Published: March 17, 2015

Island University Study Uncovers Potential Threat to Gulf Shellfish

CORPUS CHRISTI, Texas – A new study from Texas A&M University-Corpus Christi has uncovered a problem in the estuarine waters along the Gulf coast of Texas that could potentially threaten local economies and even lead right back to your dinner plate.

Dr. Xinping Hu, Assistant Professor of Chemical Oceanography in the Department of Physical and Environmental Sciences at A&M-Corpus Christi, together with colleagues Drs. Jennifer Pollack, Paul Montagna, of the Department of Life Sciences, and the Harte Research Institute for Gulf of Mexico Studies, respectively, and graduate student Melissa McCutcheon, and former visiting student, Zhangxian Ouyang, examined four decades of alkalinity and pH data, which were collected and maintained by Texas Commission on Environmental Quality, from 27 Texas coastal bays, and discovered a steady acidification trend in the water.

If you have ever owned a saltwater aquarium with corals and clams in, you know what a problem this can be. The aquarium needs steady supply of an alkaline material - literally baking soda, dissolved in water - to maintain healthy water chemistry for the corals to grow their skeletons and clams to grow their shells. Now, imagine it on the scale of hundreds of miles of coastline. The further south you go, the worse it gets. The alkalinity level decreases more, and shellfish could be the ultimate victims.

“Because a lot estuarine calcifying organisms such as oysters rely on the water alkalinity to make their shells, the reduced available alkalinity level could pose a potential threat to these organisms,” Hu said. “And the alkalinity level is positively correlated with water carbonate saturation state based on our ongoing study. Carbonate saturation state was recently verified to be the ultimate controlling factor on shellfish calcification, according to a recent report published in Nature Climate Change.”

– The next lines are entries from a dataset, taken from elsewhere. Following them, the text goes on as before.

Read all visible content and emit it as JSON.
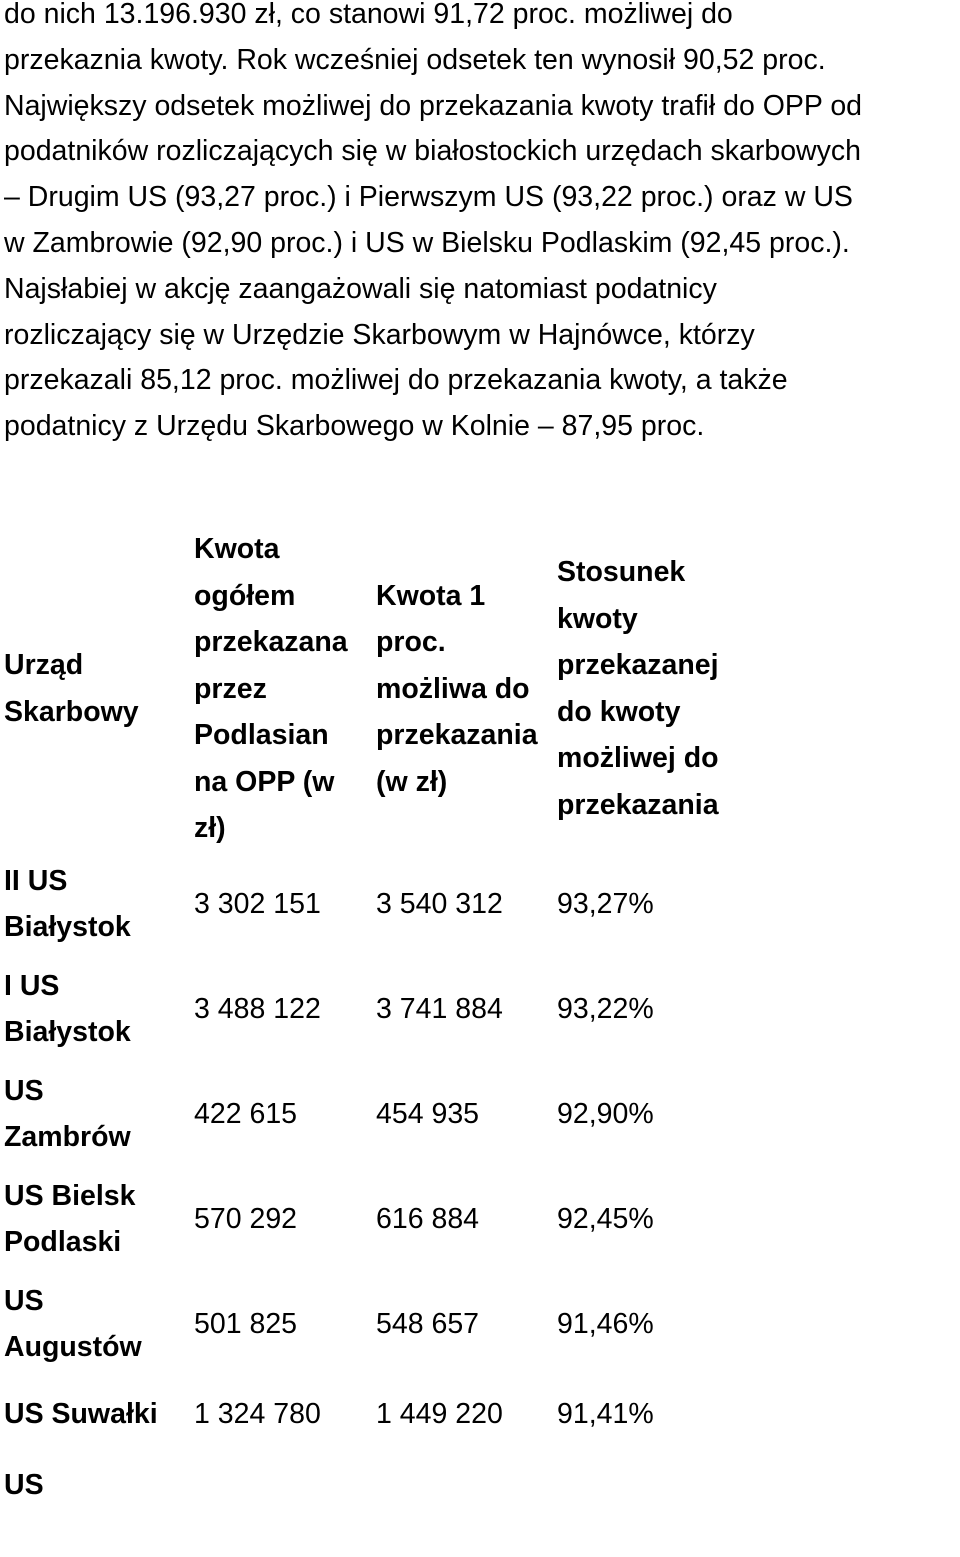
{
  "paragraph": {
    "lines": [
      "do nich 13.196.930 zł, co stanowi 91,72 proc. możliwej do",
      "przekaznia kwoty. Rok wcześniej odsetek ten wynosił 90,52 proc.",
      "Największy odsetek możliwej do przekazania kwoty trafił do OPP od",
      "podatników rozliczających się w białostockich urzędach skarbowych",
      "– Drugim US (93,27 proc.) i Pierwszym US (93,22 proc.) oraz w US",
      "w Zambrowie (92,90 proc.) i US w Bielsku Podlaskim (92,45 proc.).",
      "Najsłabiej w akcję zaangażowali się natomiast podatnicy",
      "rozliczający się w Urzędzie Skarbowym w Hajnówce, którzy",
      "przekazali 85,12 proc. możliwej do przekazania kwoty, a także",
      "podatnicy z Urzędu Skarbowego w Kolnie – 87,95 proc."
    ]
  },
  "table": {
    "headers": [
      {
        "lines": [
          "Urząd",
          "Skarbowy"
        ]
      },
      {
        "lines": [
          "Kwota",
          "ogółem",
          "przekazana",
          "przez",
          "Podlasian",
          "na OPP (w",
          "zł)"
        ]
      },
      {
        "lines": [
          "Kwota 1",
          "proc.",
          "możliwa do",
          "przekazania",
          "(w zł)"
        ]
      },
      {
        "lines": [
          "Stosunek",
          "kwoty",
          "przekazanej",
          "do kwoty",
          "możliwej do",
          "przekazania"
        ]
      }
    ],
    "rows": [
      {
        "office": [
          "II US",
          "Białystok"
        ],
        "total": "3 302 151",
        "possible": "3 540 312",
        "ratio": "93,27%"
      },
      {
        "office": [
          "I US",
          "Białystok"
        ],
        "total": "3 488 122",
        "possible": "3 741 884",
        "ratio": "93,22%"
      },
      {
        "office": [
          "US",
          "Zambrów"
        ],
        "total": "422 615",
        "possible": "454 935",
        "ratio": "92,90%"
      },
      {
        "office": [
          "US Bielsk",
          "Podlaski"
        ],
        "total": "570 292",
        "possible": "616 884",
        "ratio": "92,45%"
      },
      {
        "office": [
          "US",
          "Augustów"
        ],
        "total": "501 825",
        "possible": "548 657",
        "ratio": "91,46%"
      },
      {
        "office": [
          "US Suwałki"
        ],
        "total": "1 324 780",
        "possible": "1 449 220",
        "ratio": "91,41%"
      },
      {
        "office": [
          "US"
        ],
        "total": "",
        "possible": "",
        "ratio": ""
      }
    ]
  }
}
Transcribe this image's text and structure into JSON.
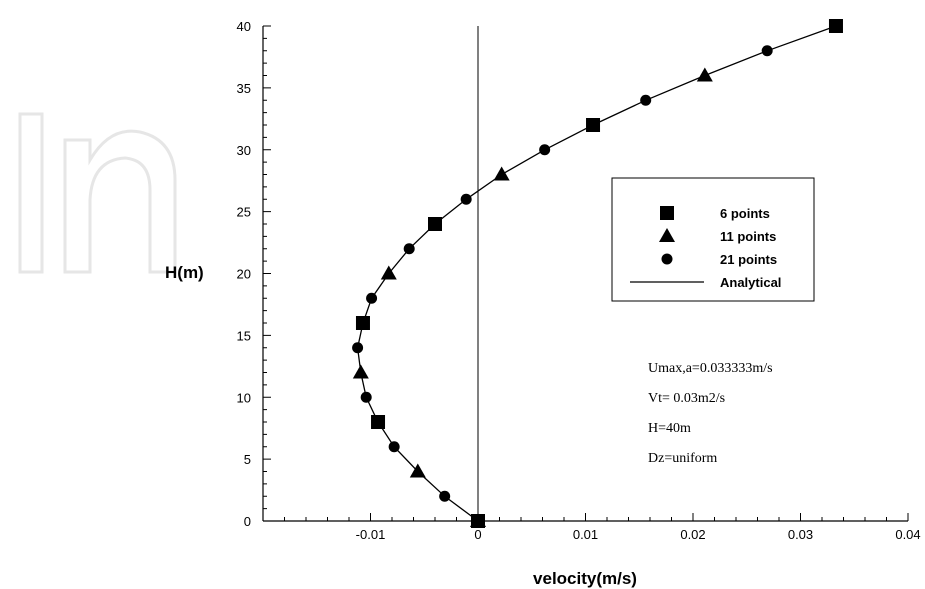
{
  "chart_data": {
    "type": "scatter",
    "title": "",
    "xlabel": "velocity(m/s)",
    "ylabel": "H(m)",
    "xlim": [
      -0.02,
      0.04
    ],
    "ylim": [
      0,
      40
    ],
    "x_ticks": [
      -0.01,
      0,
      0.01,
      0.02,
      0.03,
      0.04
    ],
    "x_tick_labels": [
      "-0.01",
      "0",
      "0.01",
      "0.02",
      "0.03",
      "0.04"
    ],
    "y_ticks": [
      0,
      5,
      10,
      15,
      20,
      25,
      30,
      35,
      40
    ],
    "y_tick_labels": [
      "0",
      "5",
      "10",
      "15",
      "20",
      "25",
      "30",
      "35",
      "40"
    ],
    "grid": false,
    "legend_position": "right",
    "series": [
      {
        "name": "6 points",
        "marker": "square",
        "points": [
          [
            0.0,
            0
          ],
          [
            -0.0093,
            8
          ],
          [
            -0.0107,
            16
          ],
          [
            -0.004,
            24
          ],
          [
            0.0107,
            32
          ],
          [
            0.0333,
            40
          ]
        ]
      },
      {
        "name": "11 points",
        "marker": "triangle",
        "points": [
          [
            0.0,
            0
          ],
          [
            -0.0056,
            4
          ],
          [
            -0.0109,
            12
          ],
          [
            -0.0083,
            20
          ],
          [
            0.0022,
            28
          ],
          [
            0.0211,
            36
          ]
        ]
      },
      {
        "name": "21 points",
        "marker": "circle",
        "points": [
          [
            0.0,
            0
          ],
          [
            -0.0031,
            2
          ],
          [
            -0.0078,
            6
          ],
          [
            -0.0104,
            10
          ],
          [
            -0.0112,
            14
          ],
          [
            -0.0099,
            18
          ],
          [
            -0.0064,
            22
          ],
          [
            -0.0011,
            26
          ],
          [
            0.0062,
            30
          ],
          [
            0.0156,
            34
          ],
          [
            0.0269,
            38
          ]
        ]
      },
      {
        "name": "Analytical",
        "marker": "line",
        "points": [
          [
            0.0,
            0
          ],
          [
            -0.0031,
            2
          ],
          [
            -0.0056,
            4
          ],
          [
            -0.0078,
            6
          ],
          [
            -0.0093,
            8
          ],
          [
            -0.0104,
            10
          ],
          [
            -0.0109,
            12
          ],
          [
            -0.0112,
            14
          ],
          [
            -0.0107,
            16
          ],
          [
            -0.0099,
            18
          ],
          [
            -0.0083,
            20
          ],
          [
            -0.0064,
            22
          ],
          [
            -0.004,
            24
          ],
          [
            -0.0011,
            26
          ],
          [
            0.0022,
            28
          ],
          [
            0.0062,
            30
          ],
          [
            0.0107,
            32
          ],
          [
            0.0156,
            34
          ],
          [
            0.0211,
            36
          ],
          [
            0.0269,
            38
          ],
          [
            0.0333,
            40
          ]
        ]
      }
    ],
    "annotations": [
      "Umax,a=0.033333m/s",
      "Vt= 0.03m2/s",
      "H=40m",
      "Dz=uniform"
    ]
  }
}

Waters off the Gulf coast of Texas are home to countless oysters, clams, scallops, and other shellfish that the seafood industry catch for your favorite meals. As acidification harms these organisms and decreases their populations, it could become harder for growers and shellfish farmers to stay in business.  But perhaps more importantly, oysters, clams, scallops, and other shellfish provide benefits such as water filtration and coastal protection against storm surge. 

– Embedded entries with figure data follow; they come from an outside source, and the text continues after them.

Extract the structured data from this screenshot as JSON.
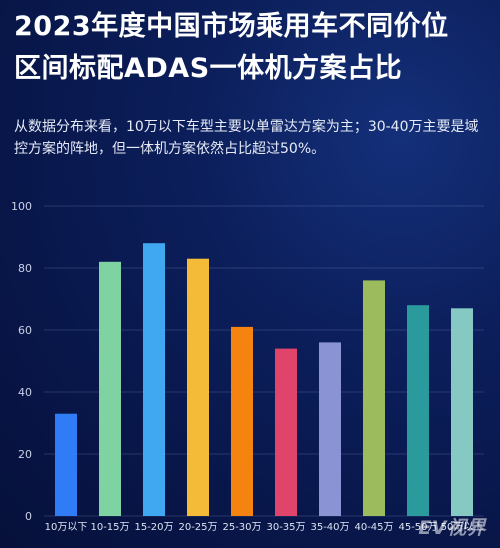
{
  "header": {
    "title_line1": "2023年度中国市场乘用车不同价位",
    "title_line2": "区间标配ADAS一体机方案占比",
    "subtitle": "从数据分布来看，10万以下车型主要以单雷达方案为主；30-40万主要是域控方案的阵地，但一体机方案依然占比超过50%。"
  },
  "watermark": "EV视界",
  "chart_data": {
    "type": "bar",
    "categories": [
      "10万以下",
      "10-15万",
      "15-20万",
      "20-25万",
      "25-30万",
      "30-35万",
      "35-40万",
      "40-45万",
      "45-50万",
      "50万以上"
    ],
    "values": [
      33,
      82,
      88,
      83,
      61,
      54,
      56,
      76,
      68,
      67
    ],
    "colors": [
      "#2f7cf6",
      "#7fd3a3",
      "#3fa8f0",
      "#f4bb38",
      "#f4840f",
      "#e0446a",
      "#8a94d4",
      "#9bbb5c",
      "#2a9a9c",
      "#86c8c2"
    ],
    "yticks": [
      0,
      20,
      40,
      60,
      80,
      100
    ],
    "ylim": [
      0,
      100
    ],
    "grid": true
  }
}
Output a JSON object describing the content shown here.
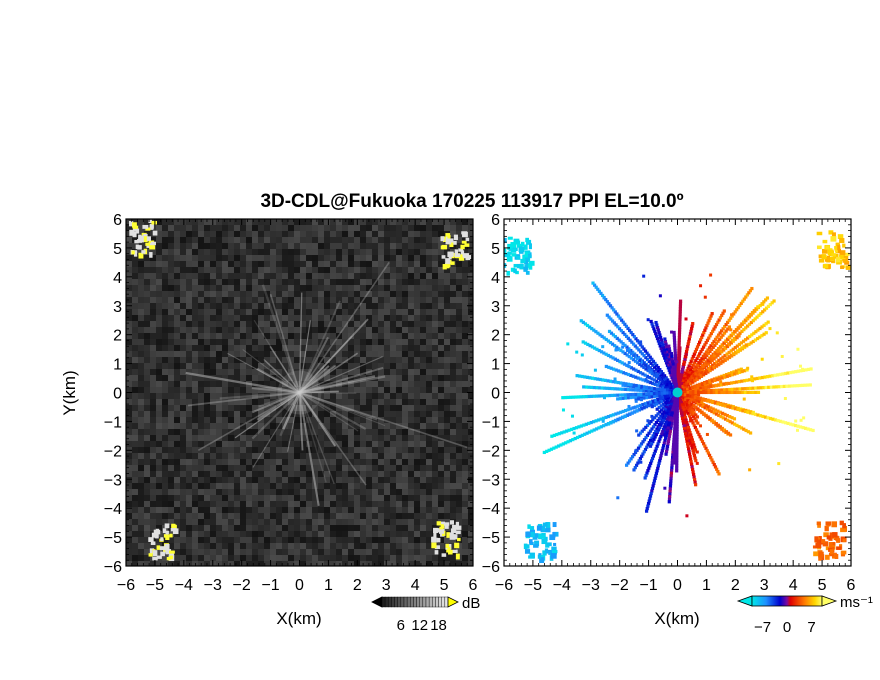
{
  "figure": {
    "title": "3D-CDL@Fukuoka 170225 113917 PPI EL=10.0º",
    "background": "#ffffff"
  },
  "chart_data": [
    {
      "type": "heatmap",
      "name": "reflectivity-ppi",
      "xlabel": "X(km)",
      "ylabel": "Y(km)",
      "xlim": [
        -6,
        6
      ],
      "ylim": [
        -6,
        6
      ],
      "xticks": [
        "−6",
        "−5",
        "−4",
        "−3",
        "−2",
        "−1",
        "0",
        "1",
        "2",
        "3",
        "4",
        "5",
        "6"
      ],
      "yticks": [
        "−6",
        "−5",
        "−4",
        "−3",
        "−2",
        "−1",
        "0",
        "1",
        "2",
        "3",
        "4",
        "5",
        "6"
      ],
      "colorbar": {
        "unit": "dB",
        "ticks": [
          6,
          12,
          18
        ],
        "tick_labels": [
          "6",
          "12",
          "18"
        ],
        "range": [
          0,
          21
        ],
        "colors": [
          "#000000",
          "#3a3a3a",
          "#8a8a8a",
          "#d8d8d8",
          "#ffff00"
        ]
      },
      "features": {
        "bright_edge_echoes": [
          {
            "x": -5.5,
            "y": 5.4,
            "quadrant": "upper-left"
          },
          {
            "x": 5.3,
            "y": 5.0,
            "quadrant": "upper-right"
          },
          {
            "x": -4.8,
            "y": -5.1,
            "quadrant": "lower-left"
          },
          {
            "x": 5.0,
            "y": -5.0,
            "quadrant": "lower-right"
          }
        ],
        "background_noise_db": [
          0,
          6
        ]
      }
    },
    {
      "type": "heatmap",
      "name": "doppler-velocity-ppi",
      "xlabel": "X(km)",
      "xlim": [
        -6,
        6
      ],
      "ylim": [
        -6,
        6
      ],
      "xticks": [
        "−6",
        "−5",
        "−4",
        "−3",
        "−2",
        "−1",
        "0",
        "1",
        "2",
        "3",
        "4",
        "5",
        "6"
      ],
      "yticks": [
        "−6",
        "−5",
        "−4",
        "−3",
        "−2",
        "−1",
        "0",
        "1",
        "2",
        "3",
        "4",
        "5",
        "6"
      ],
      "colorbar": {
        "unit": "ms⁻¹",
        "ticks": [
          -7,
          0,
          7
        ],
        "tick_labels": [
          "−7",
          "0",
          "7"
        ],
        "range": [
          -10,
          10
        ],
        "colors": [
          "#00e8e8",
          "#1e90ff",
          "#0000cd",
          "#7a0aa0",
          "#e00000",
          "#ff7a00",
          "#ffd700",
          "#ffff66"
        ]
      },
      "features": {
        "negative_velocity_side": "west",
        "positive_velocity_side": "east",
        "max_range_km": 4.5
      }
    }
  ]
}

The study by Hu, which was recently published in Environmental Science and Technology, shows drought and the diverting of freshwater flowing down rivers and into bays could be the culprit, because many Texas rivers carry moderate to high levels of alkalinity and deliver it to the coastal ecosystems.  ­­

“This study is rather a broader scale data synthesis and we can only identify most likely causes to this problem,” he said. “Ongoing research is being conducted with more detailed studies that examine individual estuarine systems and what is needed to fully address this problem.”

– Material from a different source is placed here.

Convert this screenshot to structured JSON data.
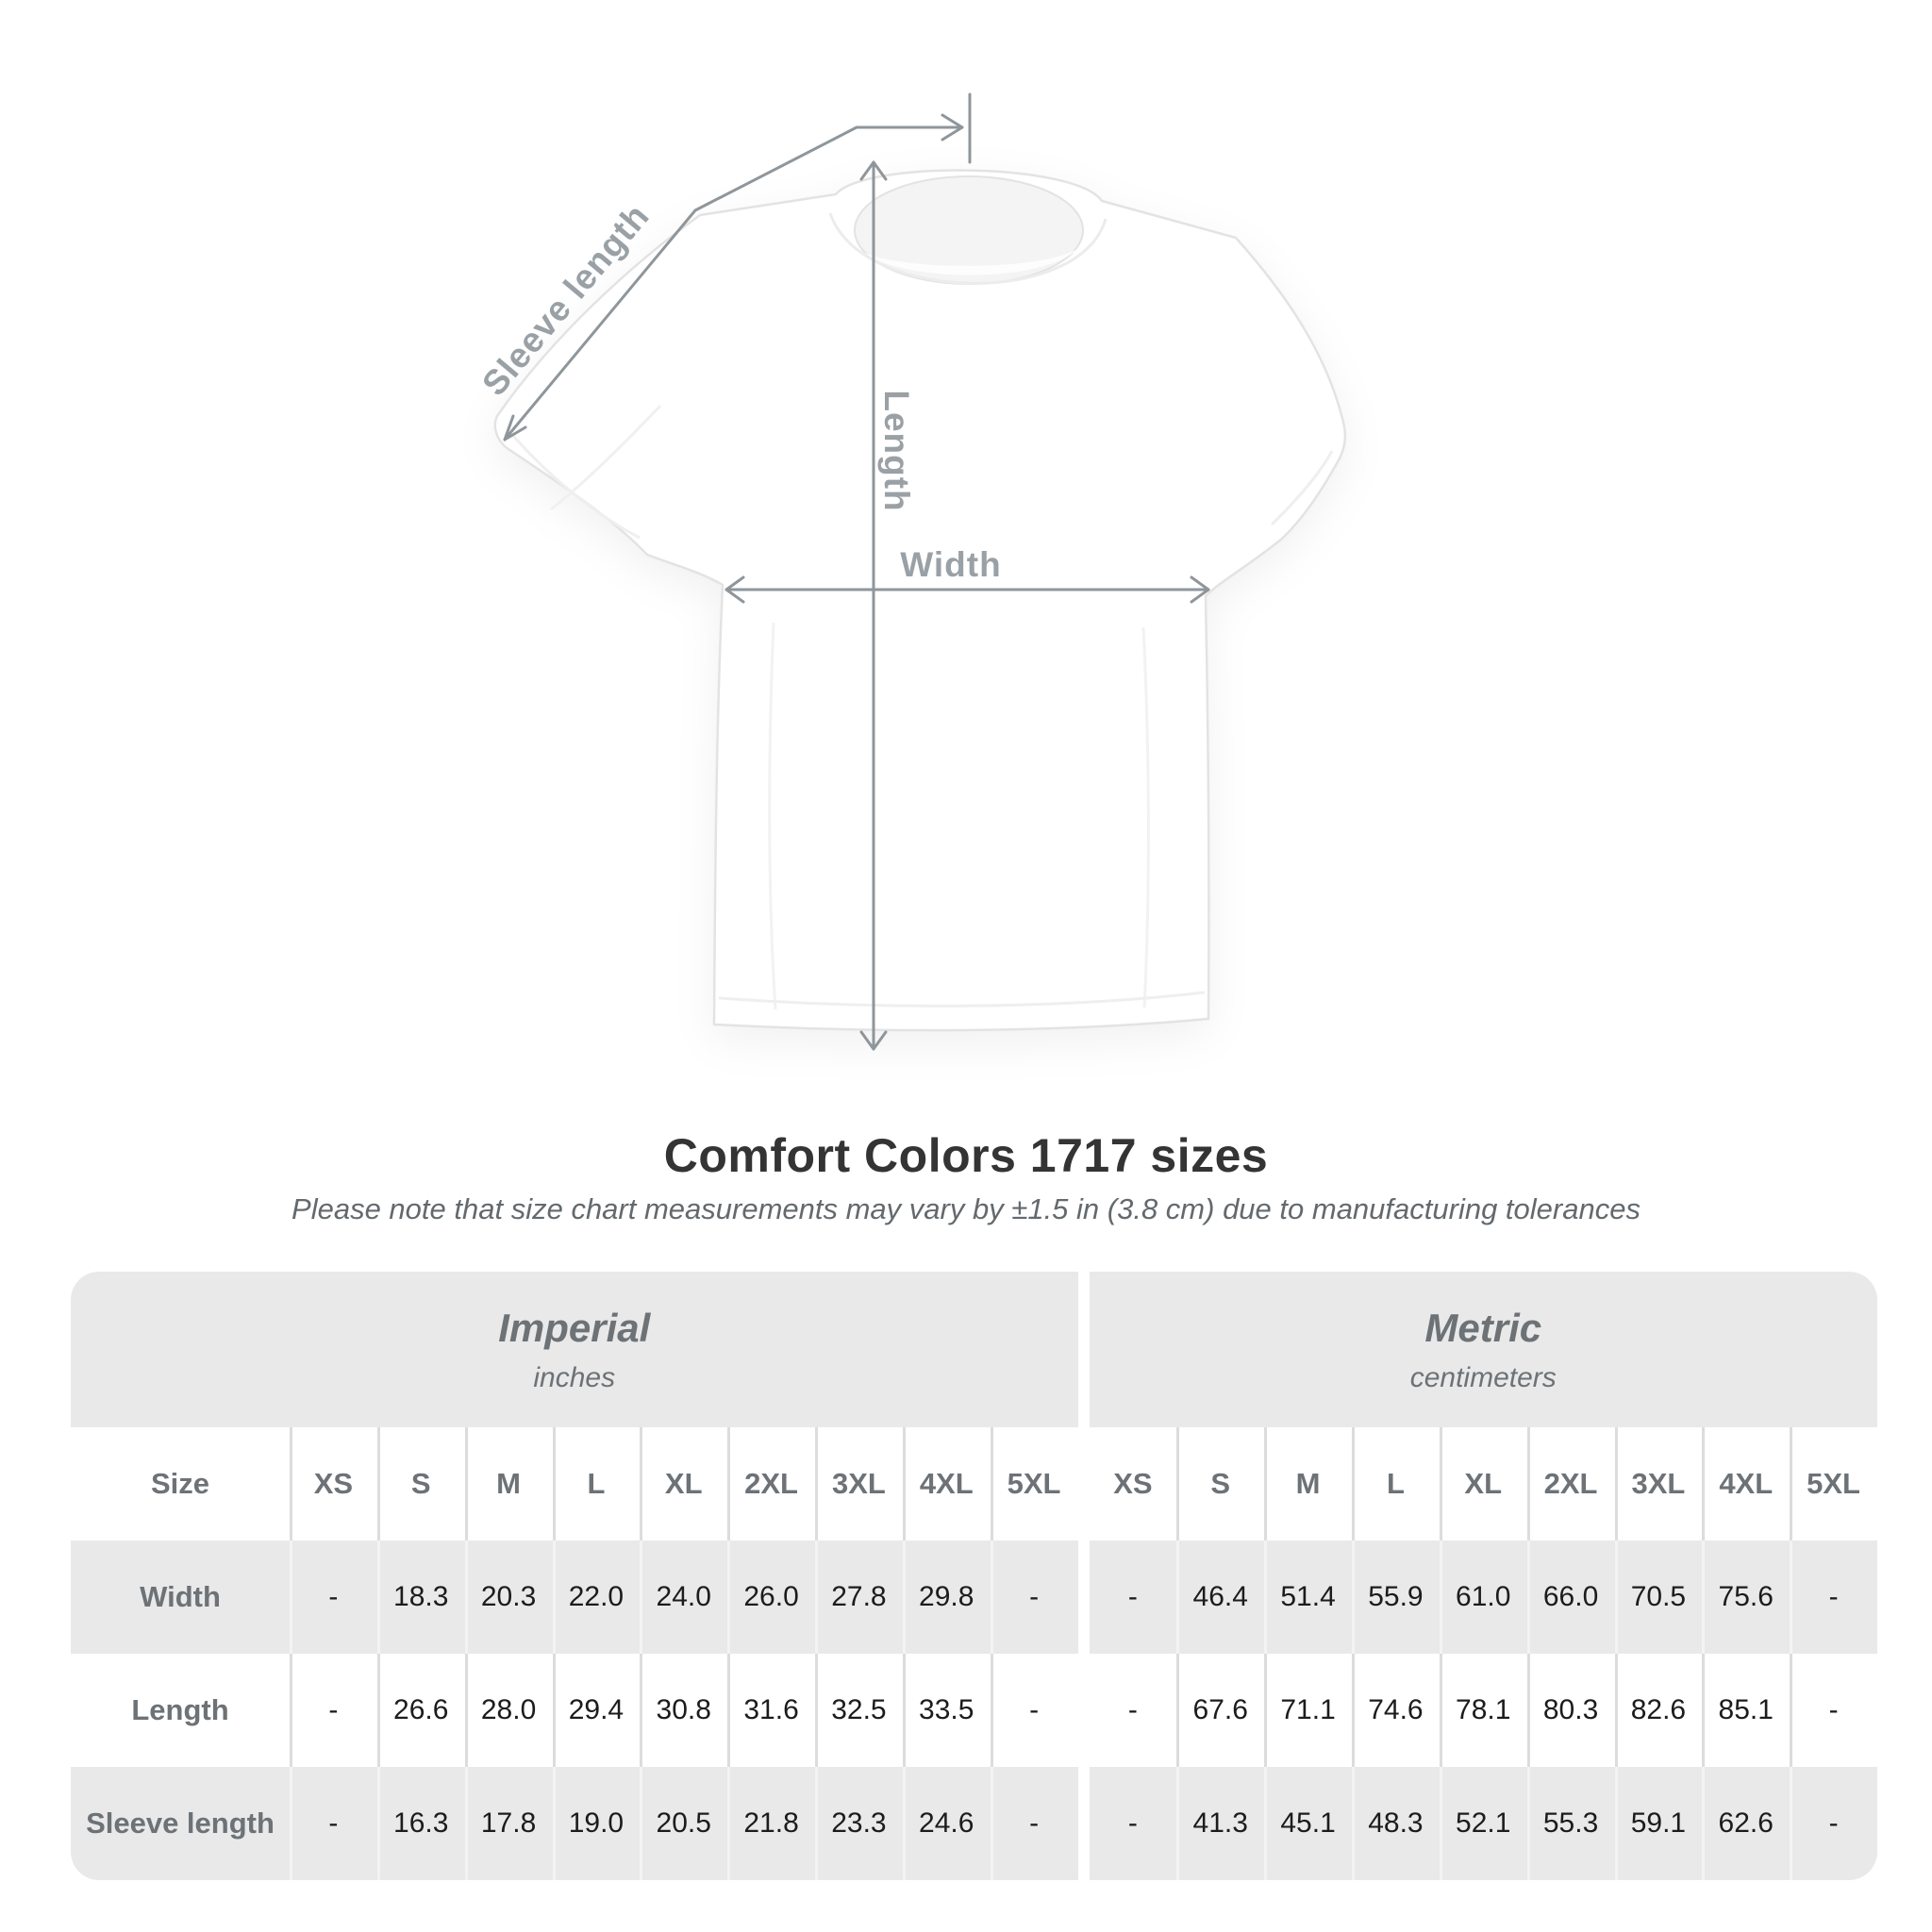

The Texas Fresh Water Institute recognized the problem of fresh water diversion as far back as the late ‘70s.  As cities and towns grew, more and more water was taken off of rivers, streams, and lakes for residential and industrial use, along with increases in the use of ground water sources. As less fresh water made its way to the Gulf, it helped to create an imbalance.  The problem has been exacerbated by drought conditions in the past few years.

The information gathered from this new study will help researchers provide useful information to resource managers and policy makers to tackle the problem.

“There are still so many unknowns. For example, we do not know how much of a role groundwater plays in maintaining estuarine freshwater balance. But we do know we need to maintain sufficient environmental inflow from rivers, and this could be a challenge given current precipitation projections,” Hu said. 

As research continues, Hu advocates for programs like Sink Your Shucks, administered by Texas A&M University-Corpus Christi and led by Pollack, that replenish coastal bays with oyster shells recycled from restaurants. Other programs that restore estuarine reef using minerals such as limestone may be equally effective.

“The returned shells (carbonate) not only provide critical habitats for many marine species, including oysters, but they dissolve and that replenishes water alkalinity inventory,” he said.